この契約結婚、もうお断りしません~半年限定の結婚生活、嫌われ新妻は呪われ侯爵に溺愛される~
「あ、婚約者が呼んでいるので、そろそろ行かなくては。では、お幸せに。半年後の披露宴、楽しみにしているわ」
取り残された私たちと、少しの静寂。
ディル様に手を引かれ、会場を後にする。
美しいコバルトブルーのドレスが、少し早足になったせいで、フンワリと後方に膨らんだ。
「さあ、帰ろうか。楽しかった?」
「……はい! 夢が叶ってしまいました!」
「可愛い夢だね」
「そうでしょうか」
叶うはずがない夢だった。
やり直している今、あの時と違って、こうやって一緒に踊って、手を引かれて帰路についていることが、信じられないくらい幸せだ。
「あの、ところで……」
「…………ずっと見ていた。

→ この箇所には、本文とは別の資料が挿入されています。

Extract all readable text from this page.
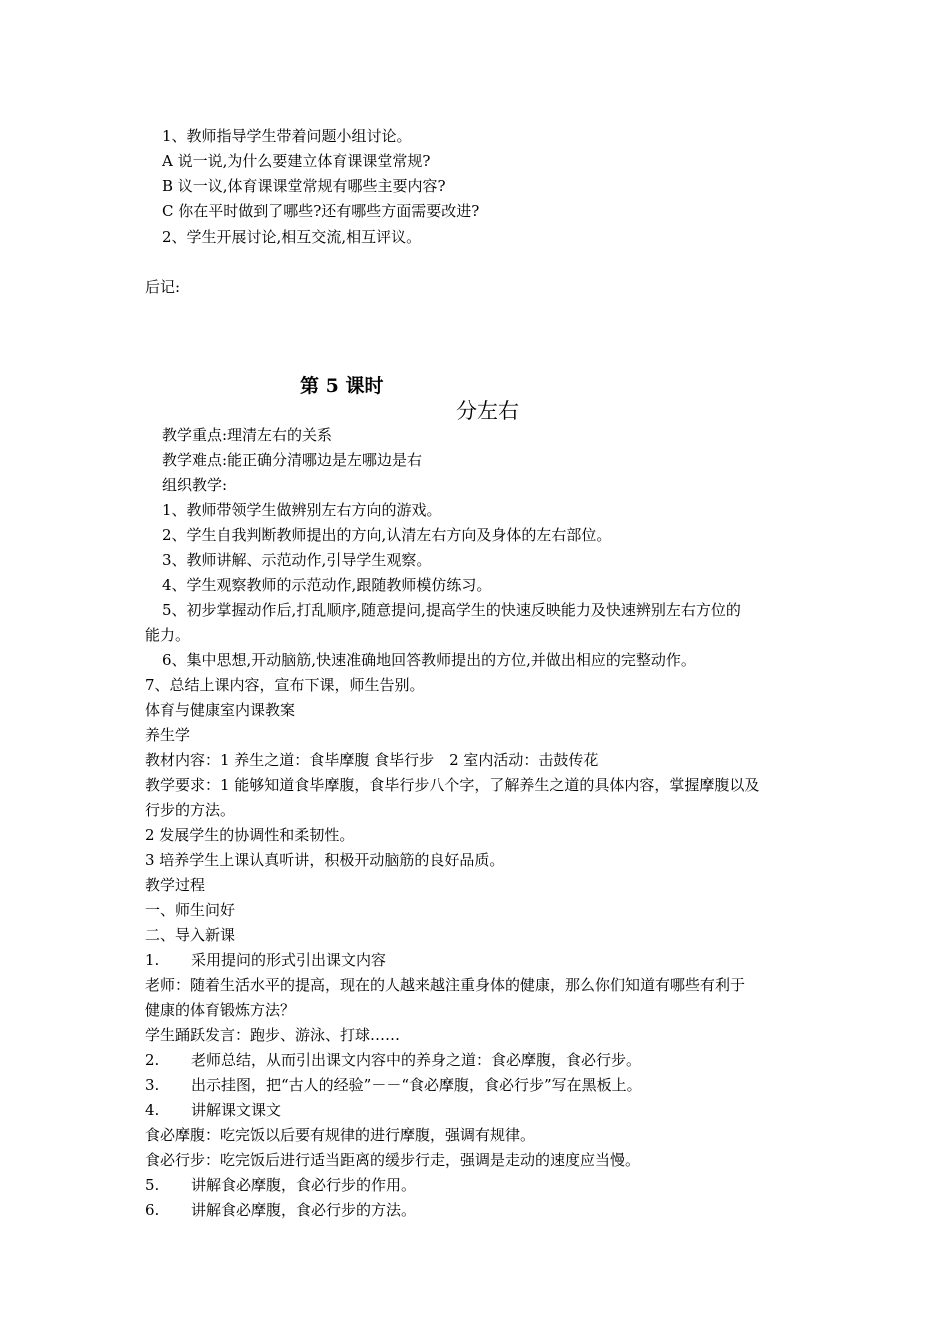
1、教师指导学生带着问题小组讨论。
A 说一说,为什么要建立体育课课堂常规?
B 议一议,体育课课堂常规有哪些主要内容?
C 你在平时做到了哪些?还有哪些方面需要改进?
2、学生开展讨论,相互交流,相互评议。
后记:
第 5 课时
分左右
教学重点:理清左右的关系
教学难点:能正确分清哪边是左哪边是右
组织教学:
1、教师带领学生做辨别左右方向的游戏。
2、学生自我判断教师提出的方向,认清左右方向及身体的左右部位。
3、教师讲解、示范动作,引导学生观察。
4、学生观察教师的示范动作,跟随教师模仿练习。
5、初步掌握动作后,打乱顺序,随意提问,提高学生的快速反映能力及快速辨别左右方位的
能力。
6、集中思想,开动脑筋,快速准确地回答教师提出的方位,并做出相应的完整动作。
7、总结上课内容，宣布下课，师生告别。
体育与健康室内课教案
养生学
教材内容：1 养生之道：食毕摩腹 食毕行步　2 室内活动：击鼓传花
教学要求：1 能够知道食毕摩腹，食毕行步八个字，了解养生之道的具体内容，掌握摩腹以及
行步的方法。
2 发展学生的协调性和柔韧性。
3 培养学生上课认真听讲，积极开动脑筋的良好品质。
教学过程
一、师生问好
二、导入新课
1. 采用提问的形式引出课文内容
老师：随着生活水平的提高，现在的人越来越注重身体的健康，那么你们知道有哪些有利于
健康的体育锻炼方法？
学生踊跃发言：跑步、游泳、打球……
2. 老师总结，从而引出课文内容中的养身之道：食必摩腹，食必行步。
3. 出示挂图，把“古人的经验”－－“食必摩腹，食必行步”写在黑板上。
4. 讲解课文课文
食必摩腹：吃完饭以后要有规律的进行摩腹，强调有规律。
食必行步：吃完饭后进行适当距离的缓步行走，强调是走动的速度应当慢。
5. 讲解食必摩腹，食必行步的作用。
6. 讲解食必摩腹，食必行步的方法。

入学式の直前、初めてルシェを見たときから」
「え、ええ!?」
私が、ディル様のことを知ったのは、入学式の代表挨拶の時だ。
入学式の直前って、いったいいつ私を見たというのだろうか。
ディル様は、ここで初めていつものように明るく笑った。
「……今思えば、一目惚れだったんだと思う」
その割には、好きだと言っても返事もそこそこだったはず……。
混乱する私をよそに、馬車は走り出す。
馬車の中で、なぜか私はずっとディル様に抱きしめられていた。